You’ve noticed that you and your partner have started looking alike, haven’t you? Your hair looks the same. You’re wearing matching sweatpants. Perhaps you’re fighting over who gets to wear the good pajama pants at night? Maybe it’s time to head to a hotel for the evening. Alone …

Nothing sounds better than a trip to the pharmacy with a brand new prescription that is going to take at least 30 minutes to fill because they can’t get ahold of your insurance company, right? Slap on that mask, slather your cart with sanitizer and walk those aisles like you’ve never been out of the house. Spend as much time as you want comparing the prices of popular toenail fungus creams. Count all of the varieties of vitamins and supplements. Fill that cart with overpriced snacks and off-brand cell phone accessories. This is your time. You deserve it.

You don’t ask your spouse how their day was anymore, do you? No, you don’t. Because you already fucking know how it went. You were in their line of sight all goddamn day long. There is no need to ask any questions at all anymore. Quite frankly, you could probably not speak for a week and everything would be fine. Come to think of it, that sounds divine. Maybe we should pretend to be monks for a while and just shut it all down. That sounds like a ball!

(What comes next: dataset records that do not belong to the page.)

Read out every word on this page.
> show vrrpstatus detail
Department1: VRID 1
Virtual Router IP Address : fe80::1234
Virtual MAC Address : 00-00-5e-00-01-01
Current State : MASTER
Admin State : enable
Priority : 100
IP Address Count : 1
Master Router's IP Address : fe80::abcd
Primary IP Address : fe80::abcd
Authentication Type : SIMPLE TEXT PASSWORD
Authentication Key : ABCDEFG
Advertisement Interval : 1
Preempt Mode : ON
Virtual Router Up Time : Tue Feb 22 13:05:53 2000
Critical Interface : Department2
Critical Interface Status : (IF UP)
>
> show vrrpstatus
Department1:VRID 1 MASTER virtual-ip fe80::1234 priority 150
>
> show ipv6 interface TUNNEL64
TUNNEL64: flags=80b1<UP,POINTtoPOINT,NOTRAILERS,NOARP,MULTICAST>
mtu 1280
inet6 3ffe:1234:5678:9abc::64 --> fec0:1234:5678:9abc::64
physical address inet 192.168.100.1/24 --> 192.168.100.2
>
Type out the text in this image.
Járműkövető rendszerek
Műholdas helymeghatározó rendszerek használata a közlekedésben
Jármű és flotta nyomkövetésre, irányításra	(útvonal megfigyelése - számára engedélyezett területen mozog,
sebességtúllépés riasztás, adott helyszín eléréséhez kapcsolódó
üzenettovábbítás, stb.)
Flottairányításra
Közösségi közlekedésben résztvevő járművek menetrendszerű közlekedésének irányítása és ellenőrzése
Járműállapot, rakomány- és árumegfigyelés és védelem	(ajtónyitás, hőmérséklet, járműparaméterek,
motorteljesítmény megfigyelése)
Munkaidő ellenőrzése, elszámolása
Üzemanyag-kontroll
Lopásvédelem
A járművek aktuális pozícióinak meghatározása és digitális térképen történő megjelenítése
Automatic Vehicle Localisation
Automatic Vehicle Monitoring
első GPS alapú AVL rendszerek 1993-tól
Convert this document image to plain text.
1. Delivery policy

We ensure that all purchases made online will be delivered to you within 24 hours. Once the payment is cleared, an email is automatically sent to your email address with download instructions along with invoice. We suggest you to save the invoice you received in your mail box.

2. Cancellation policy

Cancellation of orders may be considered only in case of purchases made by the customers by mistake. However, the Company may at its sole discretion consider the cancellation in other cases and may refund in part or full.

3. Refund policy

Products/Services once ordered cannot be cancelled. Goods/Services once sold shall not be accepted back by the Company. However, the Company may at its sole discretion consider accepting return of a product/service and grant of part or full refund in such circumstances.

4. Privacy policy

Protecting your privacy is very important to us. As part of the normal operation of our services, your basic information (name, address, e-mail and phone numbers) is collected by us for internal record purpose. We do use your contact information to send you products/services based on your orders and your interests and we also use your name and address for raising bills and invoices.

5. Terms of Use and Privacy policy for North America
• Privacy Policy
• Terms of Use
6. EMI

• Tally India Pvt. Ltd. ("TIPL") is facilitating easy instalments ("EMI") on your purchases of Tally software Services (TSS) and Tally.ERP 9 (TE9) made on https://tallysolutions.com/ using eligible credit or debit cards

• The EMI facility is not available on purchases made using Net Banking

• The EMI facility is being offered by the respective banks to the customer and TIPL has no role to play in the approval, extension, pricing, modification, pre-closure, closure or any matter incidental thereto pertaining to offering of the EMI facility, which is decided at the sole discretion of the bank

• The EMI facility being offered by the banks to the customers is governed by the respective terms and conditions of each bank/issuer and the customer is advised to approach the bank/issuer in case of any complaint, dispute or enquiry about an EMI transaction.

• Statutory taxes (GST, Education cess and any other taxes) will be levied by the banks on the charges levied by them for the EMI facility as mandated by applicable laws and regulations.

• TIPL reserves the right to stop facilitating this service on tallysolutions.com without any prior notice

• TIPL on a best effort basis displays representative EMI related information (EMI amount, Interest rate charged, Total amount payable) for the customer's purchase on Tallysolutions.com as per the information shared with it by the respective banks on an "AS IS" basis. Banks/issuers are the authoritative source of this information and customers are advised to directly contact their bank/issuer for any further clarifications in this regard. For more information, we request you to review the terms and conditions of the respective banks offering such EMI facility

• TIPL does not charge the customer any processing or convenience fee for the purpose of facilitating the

We probably don’t really want to move out. Yet. But it’s pretty clear that most of us could use a little break. In many places, the weather is starting to get better and we can be outside more. Lots of people are getting their vaccines and it’s becoming safer to widen our circle a little bit. Places are reopening, most with restrictions, but there are options to get back to a little bit of normalcy. Most people are ready for that. We just have to remember to be smart and to be safe. But in the meantime, fair warning. If you so much as hum one note while I am enjoying a Diet Coke, alone, on the patio, I will throat punch you.